Automakers diversify their product offerings for many reasons. Advancing technology, regulatory compliance, economic well-being and market trends are just a handful of items that help automakers decide when the world needs another Compact Dynamic Coupe Sport Utility.
In recent years the low-volume, high-margin luxury automakers have displayed a greater proclivity to produce products that cater to the peripherals of the automotive spectrum – known as filling white space. White space is term used to describe where there isn’t a product to fill a consumer need.

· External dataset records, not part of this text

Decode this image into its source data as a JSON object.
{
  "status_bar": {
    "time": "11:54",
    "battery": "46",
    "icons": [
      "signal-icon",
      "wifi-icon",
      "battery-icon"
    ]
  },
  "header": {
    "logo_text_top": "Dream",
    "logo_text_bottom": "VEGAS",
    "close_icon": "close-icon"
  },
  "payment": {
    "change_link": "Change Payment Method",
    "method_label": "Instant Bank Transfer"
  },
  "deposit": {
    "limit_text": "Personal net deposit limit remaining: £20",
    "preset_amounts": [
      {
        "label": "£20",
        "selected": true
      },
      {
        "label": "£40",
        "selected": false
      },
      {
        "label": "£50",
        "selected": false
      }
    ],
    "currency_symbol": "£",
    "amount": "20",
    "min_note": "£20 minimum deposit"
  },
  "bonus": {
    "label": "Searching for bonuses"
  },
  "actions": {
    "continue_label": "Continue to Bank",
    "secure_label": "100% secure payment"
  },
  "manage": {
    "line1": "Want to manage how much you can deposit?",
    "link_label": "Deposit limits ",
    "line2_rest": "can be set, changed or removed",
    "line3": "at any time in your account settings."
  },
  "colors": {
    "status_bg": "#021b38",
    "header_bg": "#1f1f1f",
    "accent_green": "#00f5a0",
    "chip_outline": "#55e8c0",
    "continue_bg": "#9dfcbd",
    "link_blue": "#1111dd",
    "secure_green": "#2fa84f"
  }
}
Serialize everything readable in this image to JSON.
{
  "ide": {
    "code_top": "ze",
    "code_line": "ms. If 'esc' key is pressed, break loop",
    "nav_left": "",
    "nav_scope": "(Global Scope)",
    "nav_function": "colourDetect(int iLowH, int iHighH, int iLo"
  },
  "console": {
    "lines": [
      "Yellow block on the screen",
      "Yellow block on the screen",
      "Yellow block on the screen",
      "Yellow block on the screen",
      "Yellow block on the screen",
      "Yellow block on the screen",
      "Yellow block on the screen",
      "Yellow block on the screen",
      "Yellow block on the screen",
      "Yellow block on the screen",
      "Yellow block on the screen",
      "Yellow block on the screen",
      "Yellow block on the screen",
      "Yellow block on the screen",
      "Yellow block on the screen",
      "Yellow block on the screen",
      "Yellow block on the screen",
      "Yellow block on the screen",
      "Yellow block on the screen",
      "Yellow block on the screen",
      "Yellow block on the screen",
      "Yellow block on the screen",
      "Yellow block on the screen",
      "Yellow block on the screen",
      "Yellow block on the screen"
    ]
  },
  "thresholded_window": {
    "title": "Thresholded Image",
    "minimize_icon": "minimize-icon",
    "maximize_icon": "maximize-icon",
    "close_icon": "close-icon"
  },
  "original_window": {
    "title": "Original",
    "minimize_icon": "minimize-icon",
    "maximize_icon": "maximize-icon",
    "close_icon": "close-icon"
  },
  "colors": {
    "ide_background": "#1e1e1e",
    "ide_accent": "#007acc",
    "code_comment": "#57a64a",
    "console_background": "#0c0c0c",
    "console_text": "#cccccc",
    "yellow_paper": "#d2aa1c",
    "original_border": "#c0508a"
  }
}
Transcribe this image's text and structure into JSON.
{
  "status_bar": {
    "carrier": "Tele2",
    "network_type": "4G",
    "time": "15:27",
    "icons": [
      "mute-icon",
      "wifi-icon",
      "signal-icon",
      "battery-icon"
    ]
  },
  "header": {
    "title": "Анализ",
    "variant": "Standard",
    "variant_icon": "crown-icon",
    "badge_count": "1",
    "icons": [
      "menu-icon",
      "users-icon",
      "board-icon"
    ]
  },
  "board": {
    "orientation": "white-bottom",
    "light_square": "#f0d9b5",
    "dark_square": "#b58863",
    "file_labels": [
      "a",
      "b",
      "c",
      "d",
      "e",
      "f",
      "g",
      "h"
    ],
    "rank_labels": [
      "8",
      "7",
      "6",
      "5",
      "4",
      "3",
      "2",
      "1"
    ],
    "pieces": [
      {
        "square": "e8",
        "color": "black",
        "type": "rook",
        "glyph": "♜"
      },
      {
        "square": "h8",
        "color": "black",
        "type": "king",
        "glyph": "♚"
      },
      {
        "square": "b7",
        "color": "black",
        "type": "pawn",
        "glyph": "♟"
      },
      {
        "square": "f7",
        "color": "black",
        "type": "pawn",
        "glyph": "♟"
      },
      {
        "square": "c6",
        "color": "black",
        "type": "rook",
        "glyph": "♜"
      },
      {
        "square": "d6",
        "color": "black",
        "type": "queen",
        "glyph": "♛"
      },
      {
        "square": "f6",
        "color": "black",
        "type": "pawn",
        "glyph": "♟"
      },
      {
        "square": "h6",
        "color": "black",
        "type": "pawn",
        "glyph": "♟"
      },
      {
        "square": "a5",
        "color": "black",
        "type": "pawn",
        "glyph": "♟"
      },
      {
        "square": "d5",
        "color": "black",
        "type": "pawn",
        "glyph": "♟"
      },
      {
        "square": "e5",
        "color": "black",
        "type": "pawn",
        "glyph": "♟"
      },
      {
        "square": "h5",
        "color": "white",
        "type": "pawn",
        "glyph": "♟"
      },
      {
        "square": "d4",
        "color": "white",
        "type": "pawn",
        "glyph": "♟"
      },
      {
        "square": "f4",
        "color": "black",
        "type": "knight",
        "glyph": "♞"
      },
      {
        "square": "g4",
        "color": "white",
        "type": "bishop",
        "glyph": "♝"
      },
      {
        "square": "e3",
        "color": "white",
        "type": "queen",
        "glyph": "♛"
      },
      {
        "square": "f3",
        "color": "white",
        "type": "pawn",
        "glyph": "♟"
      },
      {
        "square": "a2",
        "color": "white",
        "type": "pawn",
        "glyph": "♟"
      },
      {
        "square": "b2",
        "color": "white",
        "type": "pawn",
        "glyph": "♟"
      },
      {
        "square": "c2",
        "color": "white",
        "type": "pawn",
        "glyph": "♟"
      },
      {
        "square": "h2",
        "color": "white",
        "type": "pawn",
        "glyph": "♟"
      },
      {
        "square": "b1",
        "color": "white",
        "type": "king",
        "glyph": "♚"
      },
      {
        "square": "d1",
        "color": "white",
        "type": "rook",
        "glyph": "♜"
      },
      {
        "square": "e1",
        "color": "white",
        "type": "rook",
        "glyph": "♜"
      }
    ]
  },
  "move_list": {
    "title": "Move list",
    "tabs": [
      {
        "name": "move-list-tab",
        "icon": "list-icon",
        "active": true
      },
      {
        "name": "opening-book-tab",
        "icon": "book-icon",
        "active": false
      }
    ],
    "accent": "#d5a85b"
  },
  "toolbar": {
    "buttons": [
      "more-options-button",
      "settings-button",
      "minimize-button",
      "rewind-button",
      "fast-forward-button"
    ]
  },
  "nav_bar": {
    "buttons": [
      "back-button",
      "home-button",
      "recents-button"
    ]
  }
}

In the automotive space the product is the catalyst for consumer’s need. Remember there was a time when Americans just wanted better horses not automobiles.
In the last decade Porsche entered into new segments with their sedan and sport utilities, while automaker like Mercedes Benz, BMW and Audi, have moved further downmarket. Whether its chasing the $199-a-month lease or serving the needs of current owners – there is no denying the fact that luxury automakers in America are the most diverse they’ve ever been.
The visualizations below illustrate the diversification of four luxury brands in the U.S. over the last 10 years. As you move along each chart notice notice how the vertical bars go from just a couple of colors to a towering kaleidoscopic of choices.
The Cost of Diversity
Many posit that this diversification of product dilutes a brand’s by allowing new people (through lower priced products) into a once selective community.
Does Ultimate Driving Machine apply to BMW’s utility vehicles? Consider this: in 1996 70% of BMW vehicles sold in America were 3-Series. In 2014 that number fell to 31%.
The ad that launched the Mercedes Benz CLA had a single message: <$30,000. What impact does an ad that screams “Cheapest Benz Ever!” have on the perception of the brand? Are there negative longterm value implications when a luxury brand displaces prestige with price?
These are just examples of the impact of diversifying products and the potential impact on automakers.
Put aside brand perception and other qualitative attributes and consider the quantitative costs to a diverse product portfolio. First there’s the investment required for homologation of vehicles for the U.S. market. Then comes all the additional costs such as parts, training, service, dealer education, marketing, etc. – which seem like a large investment to seize another .01% of market share.
Is it worth it?
If you ask Porsche they’d answer with a resounding yes. The German brand has experienced a 600% growth in market share in the last ten years. For a brand that averaged $23,200 in operating profit per unit in 2014 product diversification continues to pay off.
While each brand has unique reasons for diversifying their product offerings, short of bankruptcy there doesn’t appear to be any force capable of reversing this trend. Luxury automakers will likely continue to build niche vehicles in the hopes that a sports-car-inspired utility vehicle towing a large pot of gold awaits them at the end of the product rainbow.